Earlier this week, Preservation Virginia held their annual conference right here in Leesburg. Among the topics addressed, one of the most pressing was the issue of economic sustainability for historic sites in Virginia and nationwide. This is no small matter.
When we save a historically significant site, we then have to care for it and support it. If you own a home, you know that maintenance costs for an ordinary property are sometimes daunting. The cost of caring for 200+ year old buildings can be staggering, especially since close attention must be paid to using appropriate materials and methods of repair.

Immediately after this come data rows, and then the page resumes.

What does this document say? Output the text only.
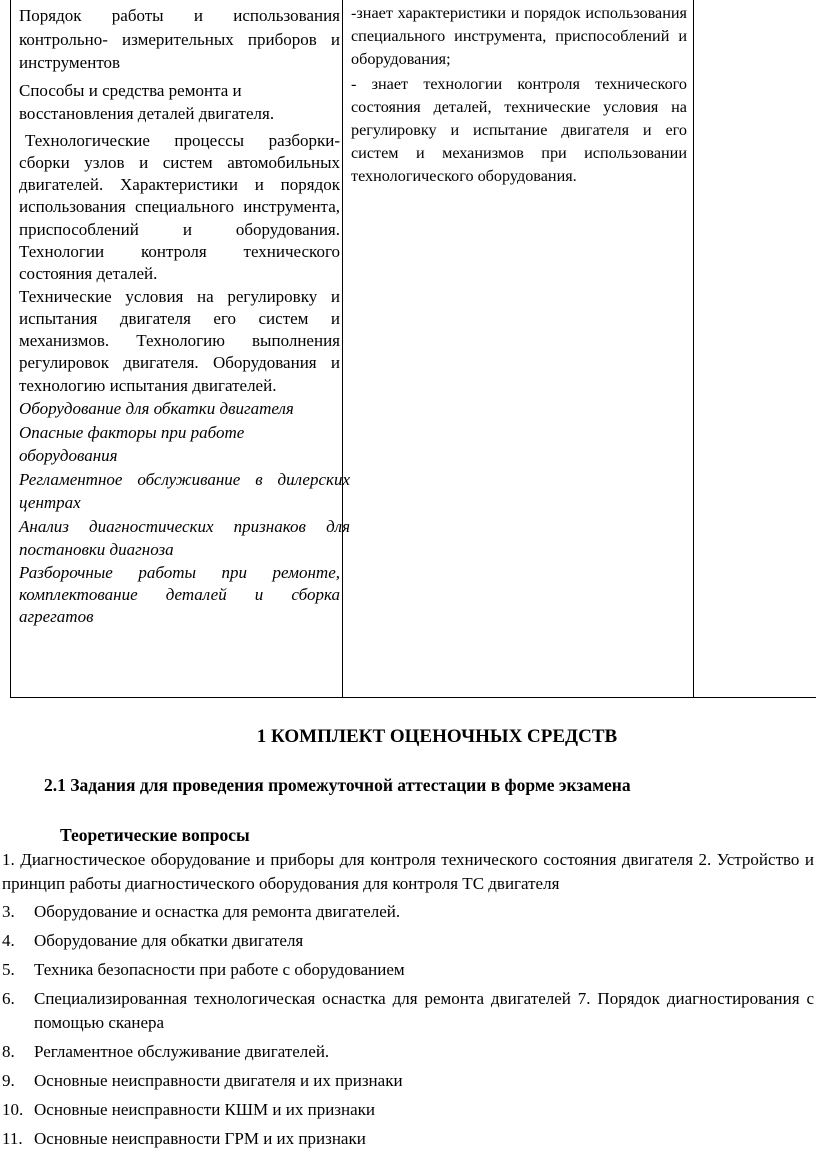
Порядок работы и использования контрольно- измерительных приборов и инструментов

Способы и средства ремонта и восстановления деталей двигателя.

Технологические процессы разборки-сборки узлов и систем автомобильных двигателей. Характеристики и порядок использования специального инструмента, приспособлений и оборудования. Технологии контроля технического состояния деталей.

Технические условия на регулировку и испытания двигателя его систем и механизмов. Технологию выполнения регулировок двигателя. Оборудования и технологию испытания двигателей.

Оборудование для обкатки двигателя

Опасные факторы при работе оборудования

Регламентное обслуживание в дилерских центрах

Анализ диагностических признаков для постановки диагноза

Разборочные работы при ремонте, комплектование деталей и сборка агрегатов

-знает характеристики и порядок использования специального инструмента, приспособлений и оборудования;

- знает технологии контроля технического состояния деталей, технические условия на регулировку и испытание двигателя и его систем и механизмов при использовании технологического оборудования.

1 КОМПЛЕКТ ОЦЕНОЧНЫХ СРЕДСТВ
2.1 Задания для проведения промежуточной аттестации в форме экзамена
Теоретические вопросы

1. Диагностическое оборудование и приборы для контроля технического состояния двигателя 2. Устройство и принцип работы диагностического оборудования для контроля ТС двигателя

3. Оборудование и оснастка для ремонта двигателей.
4. Оборудование для обкатки двигателя
5. Техника безопасности при работе с оборудованием
6. Специализированная технологическая оснастка для ремонта двигателей 7. Порядок диагностирования с помощью сканера
8. Регламентное обслуживание двигателей.
9. Основные неисправности двигателя и их признаки
10. Основные неисправности КШМ и их признаки
11. Основные неисправности ГРМ и их признаки
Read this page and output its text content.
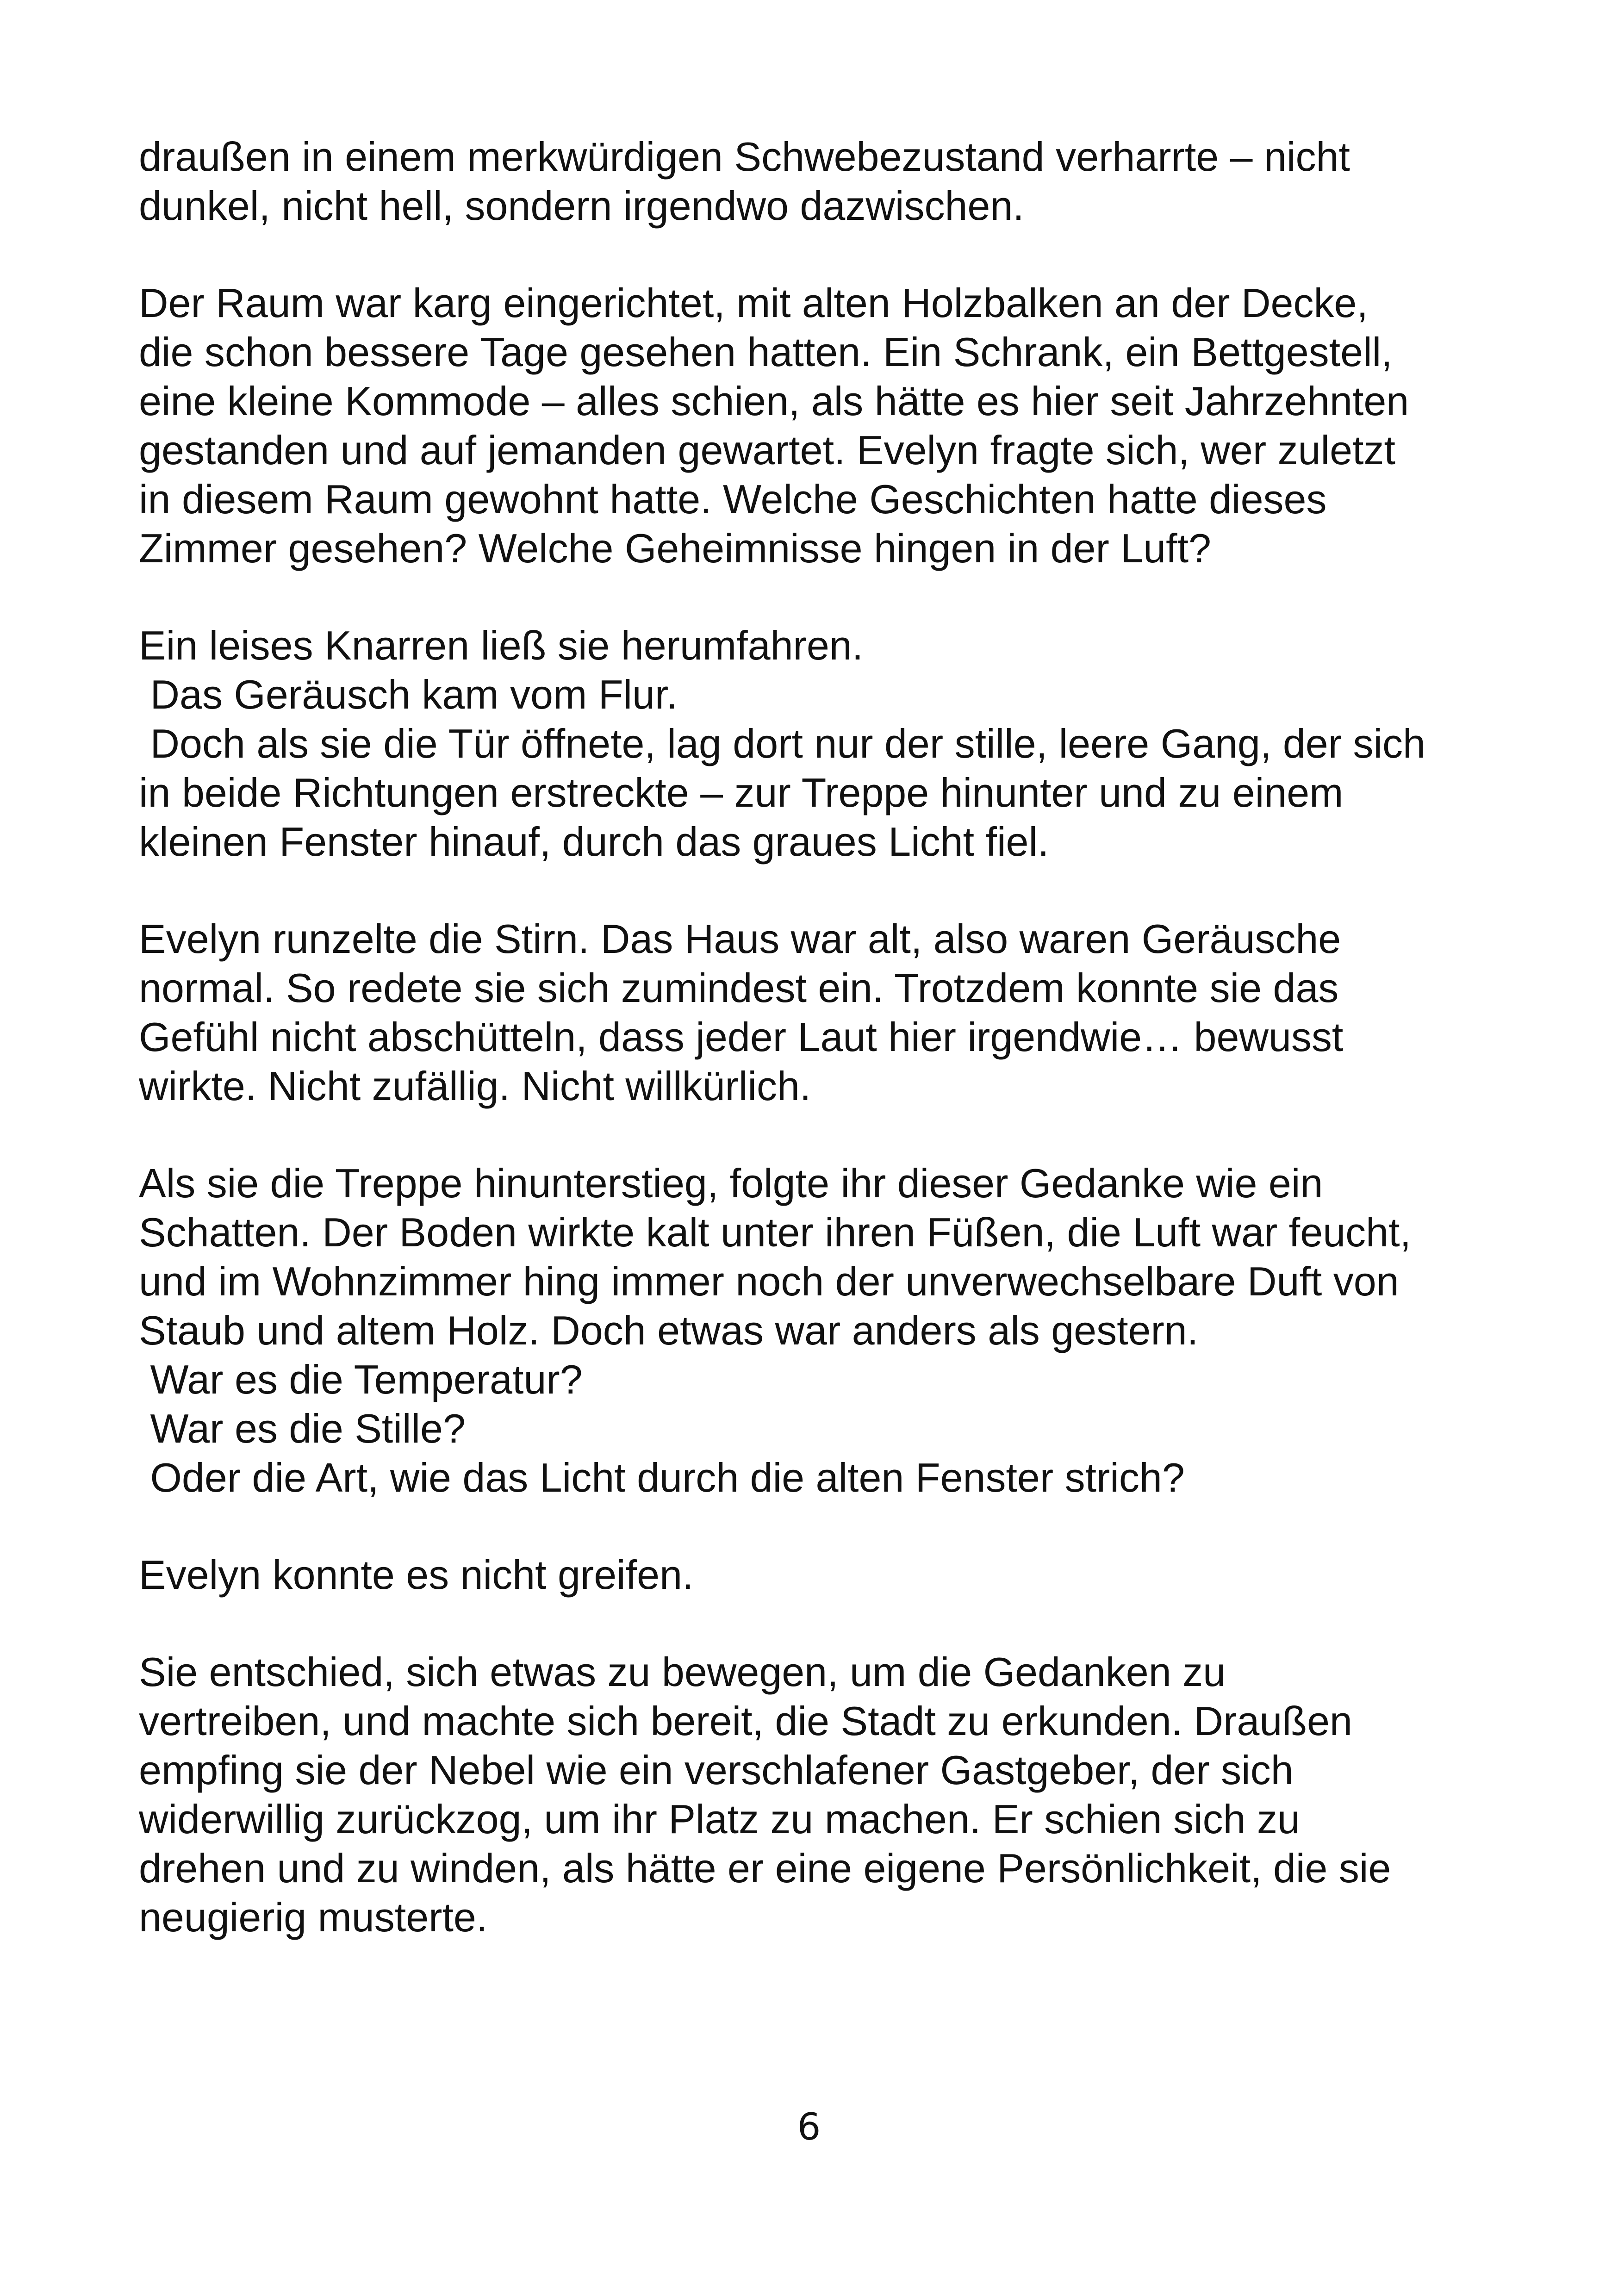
draußen in einem merkwürdigen Schwebezustand verharrte – nicht
dunkel, nicht hell, sondern irgendwo dazwischen.

Der Raum war karg eingerichtet, mit alten Holzbalken an der Decke,
die schon bessere Tage gesehen hatten. Ein Schrank, ein Bettgestell,
eine kleine Kommode – alles schien, als hätte es hier seit Jahrzehnten
gestanden und auf jemanden gewartet. Evelyn fragte sich, wer zuletzt
in diesem Raum gewohnt hatte. Welche Geschichten hatte dieses
Zimmer gesehen? Welche Geheimnisse hingen in der Luft?

Ein leises Knarren ließ sie herumfahren.
Das Geräusch kam vom Flur.
Doch als sie die Tür öffnete, lag dort nur der stille, leere Gang, der sich
in beide Richtungen erstreckte – zur Treppe hinunter und zu einem
kleinen Fenster hinauf, durch das graues Licht fiel.

Evelyn runzelte die Stirn. Das Haus war alt, also waren Geräusche
normal. So redete sie sich zumindest ein. Trotzdem konnte sie das
Gefühl nicht abschütteln, dass jeder Laut hier irgendwie… bewusst
wirkte. Nicht zufällig. Nicht willkürlich.

Als sie die Treppe hinunterstieg, folgte ihr dieser Gedanke wie ein
Schatten. Der Boden wirkte kalt unter ihren Füßen, die Luft war feucht,
und im Wohnzimmer hing immer noch der unverwechselbare Duft von
Staub und altem Holz. Doch etwas war anders als gestern.
War es die Temperatur?
War es die Stille?
Oder die Art, wie das Licht durch die alten Fenster strich?

Evelyn konnte es nicht greifen.

Sie entschied, sich etwas zu bewegen, um die Gedanken zu
vertreiben, und machte sich bereit, die Stadt zu erkunden. Draußen
empfing sie der Nebel wie ein verschlafener Gastgeber, der sich
widerwillig zurückzog, um ihr Platz zu machen. Er schien sich zu
drehen und zu winden, als hätte er eine eigene Persönlichkeit, die sie
neugierig musterte.

6
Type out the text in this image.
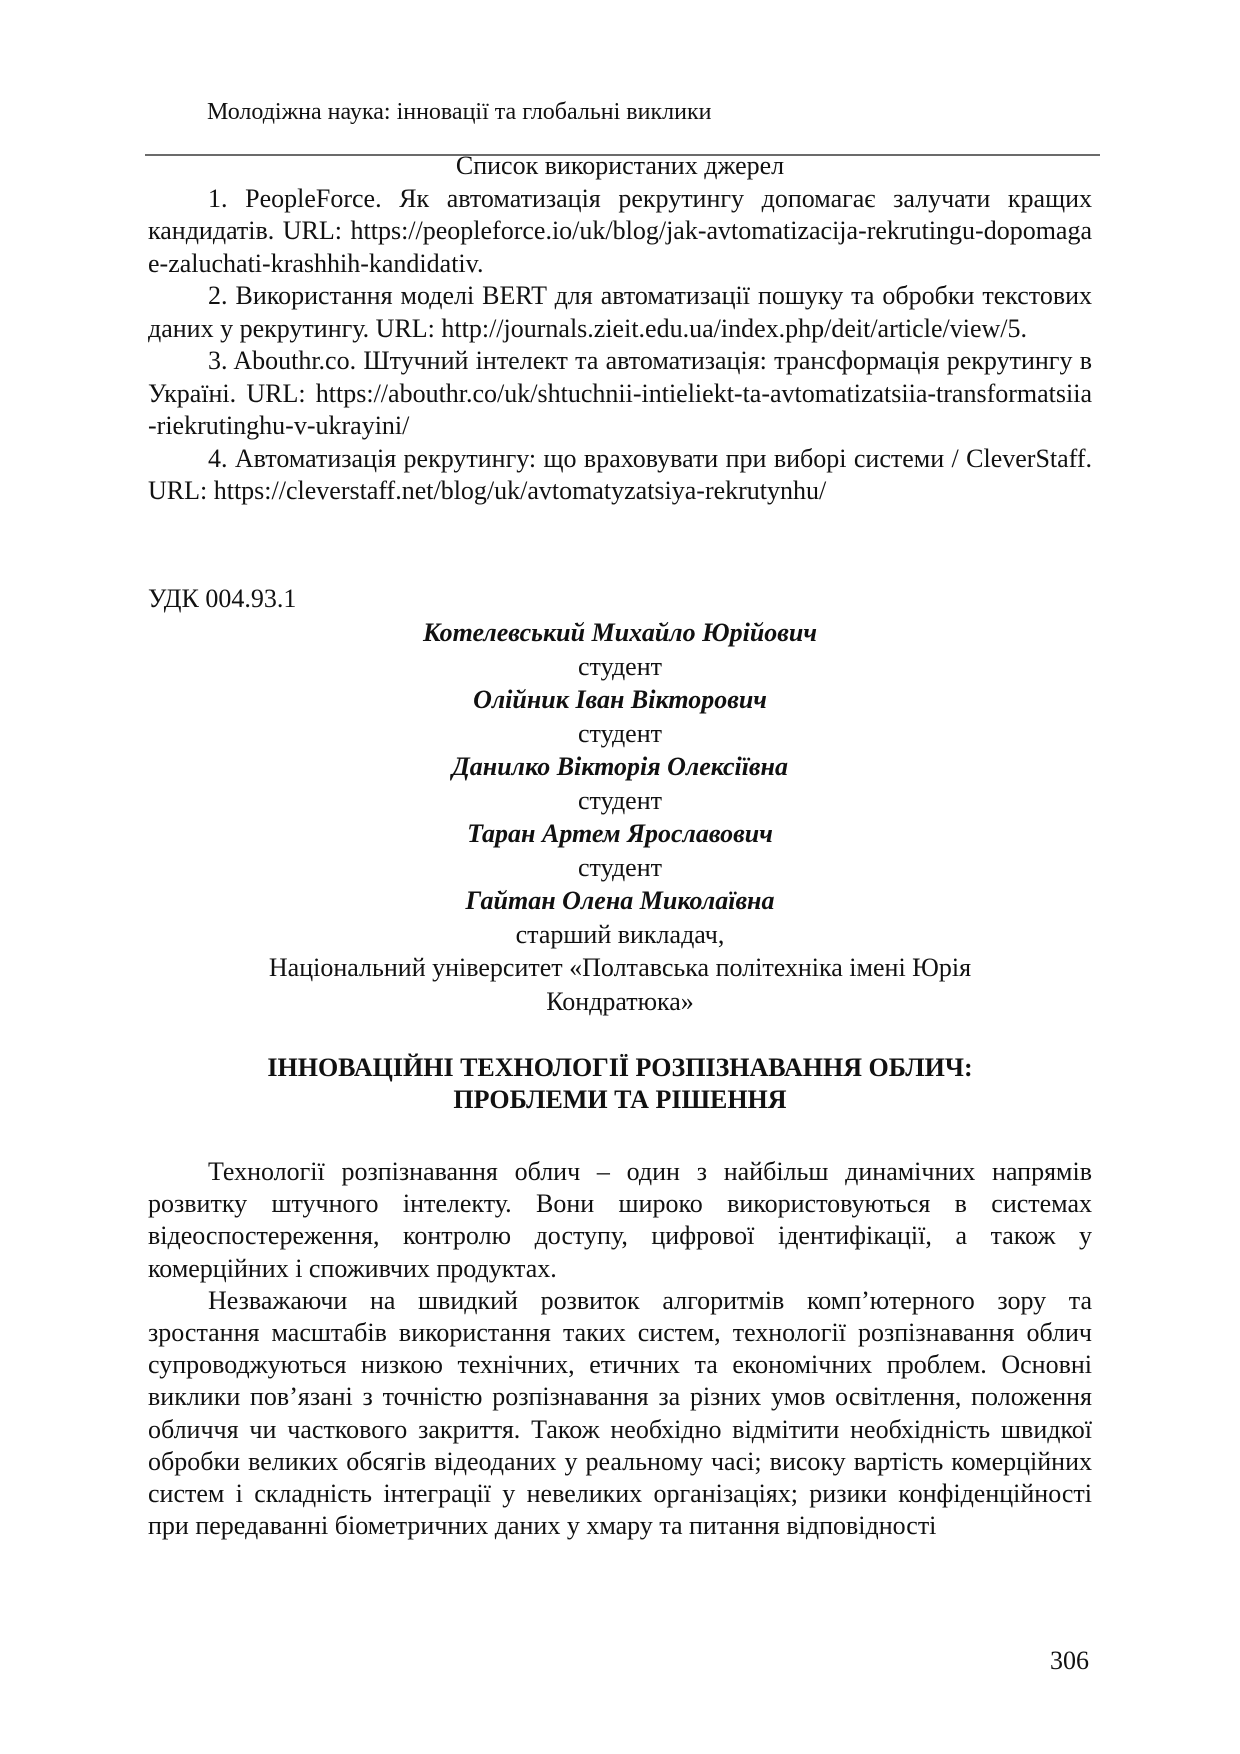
Молодіжна наука: інновації та глобальні виклики
Список використаних джерел

1. PeopleForce. Як автоматизація рекрутингу допомагає залучати кращих кандидатів. URL: https://peopleforce.io/uk/blog/jak-avtomatizacija-rekrutingu-dopomagae-zaluchati-krashhih-kandidativ.

2. Використання моделі BERT для автоматизації пошуку та обробки текстових даних у рекрутингу. URL: http://journals.zieit.edu.ua/index.php/deit/article/view/5.

3. Abouthr.co. Штучний інтелект та автоматизація: трансформація рекрутингу в Україні. URL: https://abouthr.co/uk/shtuchnii-intieliekt-ta-avtomatizatsiia-transformatsiia-riekrutinghu-v-ukrayini/

4. Автоматизація рекрутингу: що враховувати при виборі системи / CleverStaff. URL: https://cleverstaff.net/blog/uk/avtomatyzatsiya-rekrutynhu/

УДК 004.93.1
Котелевський Михайло Юрійович
студент
Олійник Іван Вікторович
студент
Данилко Вікторія Олексіївна
студент
Таран Артем Ярославович
студент
Гайтан Олена Миколаївна
старший викладач,
Національний університет «Полтавська політехніка імені Юрія
Кондратюка»
ІННОВАЦІЙНІ ТЕХНОЛОГІЇ РОЗПІЗНАВАННЯ ОБЛИЧ:
ПРОБЛЕМИ ТА РІШЕННЯ

Технології розпізнавання облич – один з найбільш динамічних напрямів розвитку штучного інтелекту. Вони широко використовуються в системах відеоспостереження, контролю доступу, цифрової ідентифікації, а також у комерційних і споживчих продуктах.

Незважаючи на швидкий розвиток алгоритмів комп’ютерного зору та зростання масштабів використання таких систем, технології розпізнавання облич супроводжуються низкою технічних, етичних та економічних проблем. Основні виклики пов’язані з точністю розпізнавання за різних умов освітлення, положення обличчя чи часткового закриття. Також необхідно відмітити необхідність швидкої обробки великих обсягів відеоданих у реальному часі; високу вартість комерційних систем і складність інтеграції у невеликих організаціях; ризики конфіденційності при передаванні біометричних даних у хмару та питання відповідності

306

There was a lot of discussion at the conference about funding models. Government funds have dried up and aren’t a reliable source of income for these sites. Visitation has been flat or declining among house museums in particular for years, so admission fees aren’t the income source solution either. Lots of other models were discussed, including innovative use of tax credits, leasing arrangements, events, and adaptive reuses of these properties. The vital nature of cultural and natural resource preservation in drawing tourism to our region was highlighted, and is one of the most hopeful pieces of the funding jigsaw puzzle.
More and more donors are looking at their charitable contributions as investments in organizations. At Oatlands, we view every donor as investor in our mission to serve the community. We know that there are people out there who share our passion for preserving our cultural and natural resources, and we are deeply grateful to them every day. But the donations from this group aren’t going to be enough in the long-term to preserve and sustain all the worthy sites in this country.
What are your thoughts about sustainable economic models? Are you a preservation purist, or are you open to innovative, non-traditional uses of these properties? Do you think historic sites are important at all? Important to tourism? We’d love to engage people in this conversation and learn from everyone’s thoughts.